Examples of sources that claim that NFS with flags soft,rw is unsafe:


Solution

  • Broadly, the answer to the title question is "Yes, if your use cases are simple, due to close-to-open consistency".


    Anatomical explanation:

    Server: The server owns the filesystem, and is responsible for the filesystem consistency guarantees. these guarantees include:

    • full metadata consistency
    • full file-level data consistency upon explicit synchronization
    • implicit file-level data consistency upon closing the file (close-to-open consistency)*

    The contract between the client and server is governed by the NFS spec.

    Client: The client owns the data and metadata presented to applications, and the client-side data and metadata cache where this information is taken from. It is responsible to populate, invalidate and flush this cache against the server as appropriate.
    For example, when you close a file or call fsync(), the client is responsible to flush its local cache and call COMMIT (NFSv4 is more complex).
    Importantly, if the client is performing a cache-invalidating operation such as WRITE, it enters a state where the attributes of the file, and sometimes the data itself, are not known, and it therefore cannot allow an application to rely on the cached version. When that happens, it just retries indefinitely. In this situation, it may sometimes be able to return EGAIN to the application, however, not all system calls allow EAGAIN (e.g. stat()). Therefore, its only resort is to block such system calls until the cache is valid again. This behavior is called "hard mount".
    The contract between the application and the client is only specified to the degree that it's documented in the man page. In particular, NFS does NOT fully implement the POSIX standard. Implicitly, most kernel-based clients not only assume the server implements close-to-open consistency, but also implement it for the application - namely, they flush the cache when the file is closed as described above.

    soft: a soft mount is a slightly different contract between the client and the application: instead of blocking clients until the data is available, after some timeout, EIO is returned (there's also softerr which caused ETIMEDOUT to be returned instead).

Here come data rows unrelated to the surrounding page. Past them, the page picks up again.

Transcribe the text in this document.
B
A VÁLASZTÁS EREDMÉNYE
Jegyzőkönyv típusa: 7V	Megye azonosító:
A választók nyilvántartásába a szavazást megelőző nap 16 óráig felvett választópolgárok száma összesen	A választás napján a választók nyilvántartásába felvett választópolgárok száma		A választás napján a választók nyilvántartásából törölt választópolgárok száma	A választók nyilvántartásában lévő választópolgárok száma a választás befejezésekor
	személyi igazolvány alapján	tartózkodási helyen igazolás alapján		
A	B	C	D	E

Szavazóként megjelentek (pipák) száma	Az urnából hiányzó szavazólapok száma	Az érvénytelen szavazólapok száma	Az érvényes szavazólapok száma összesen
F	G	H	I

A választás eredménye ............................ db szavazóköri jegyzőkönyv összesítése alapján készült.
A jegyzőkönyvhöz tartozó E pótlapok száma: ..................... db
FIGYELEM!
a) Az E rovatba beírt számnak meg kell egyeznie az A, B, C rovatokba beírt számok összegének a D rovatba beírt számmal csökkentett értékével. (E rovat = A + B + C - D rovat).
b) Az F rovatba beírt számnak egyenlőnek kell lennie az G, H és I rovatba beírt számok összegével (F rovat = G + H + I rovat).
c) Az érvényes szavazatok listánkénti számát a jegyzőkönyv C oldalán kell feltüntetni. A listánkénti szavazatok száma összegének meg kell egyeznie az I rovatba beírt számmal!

    Given the above, let's go over what happens with soft mounts when you write regularly vs when you rename:

    Let's say you exported a DB table to a file by using regular writes, and then the server became unavailable, and then you closed the file.
    Before the call to close(), some of the data was flushed from the client's cache to the server (using NFS WRITEs), and some didn't. This doesn't have to happen in any particular order: it could be that the last bytes of the file were flushed but the first ones didn't.
    The server, in turn, may have flushed some of those WRITEs to disk, but not all. It may also have crashed.
    Now, when the exporting application closes the file, let's say it gets EIO from close() - what does it do with it? Typically, it just prints it and exits. You can't even delete the file because the server is down.
    Then, when you try to import the table back, you might be lucky and get EIO because the server is still unavailable.
    But if the server is back up, the reader may see the file with the right size, but a bunch of missing data, with no way to know it's missing. That's your data corruption.

    Now let's say that you instead write to a temporary file and then rename.
    So you start by deleting the target file, and then write to a temporary file and before closing, the server crashes, and the server's disk now contains an inconsistent table, as above.
    Now, before renaming, you close the file (or call fsync()), and check the error. If you didn't get an error, you rename. Again you can't delete the source or target files because the server is down.
    So now when you try to import the table back, you get ENOENT and you know there's a problem.

    Note that by "simple use case" I mean:

    • You close the file or call fsync() before rename.
    • the reader of the files can handle the error (ENOENT in the above example).
    • You can delete the target file before you start, or your reader (import in the above example) can handle out-of-date files.
    • You only require file-level consistency, not cross-file consistency (think about what happens if the table data is in one file and the number of rows in the table is in another file).

    * Side note: close-to-open consistency is an NFS thing. POSIX doesn't guarantee that closing a file will flush it and provide data consistency, you have to explicitly call fsync() and check its return value. Most of the time this isn't a problem, but if consistency is critical you should call fsync() before close(). NFS guarantees close-to-open consistency which means that close() automatically calls fsync().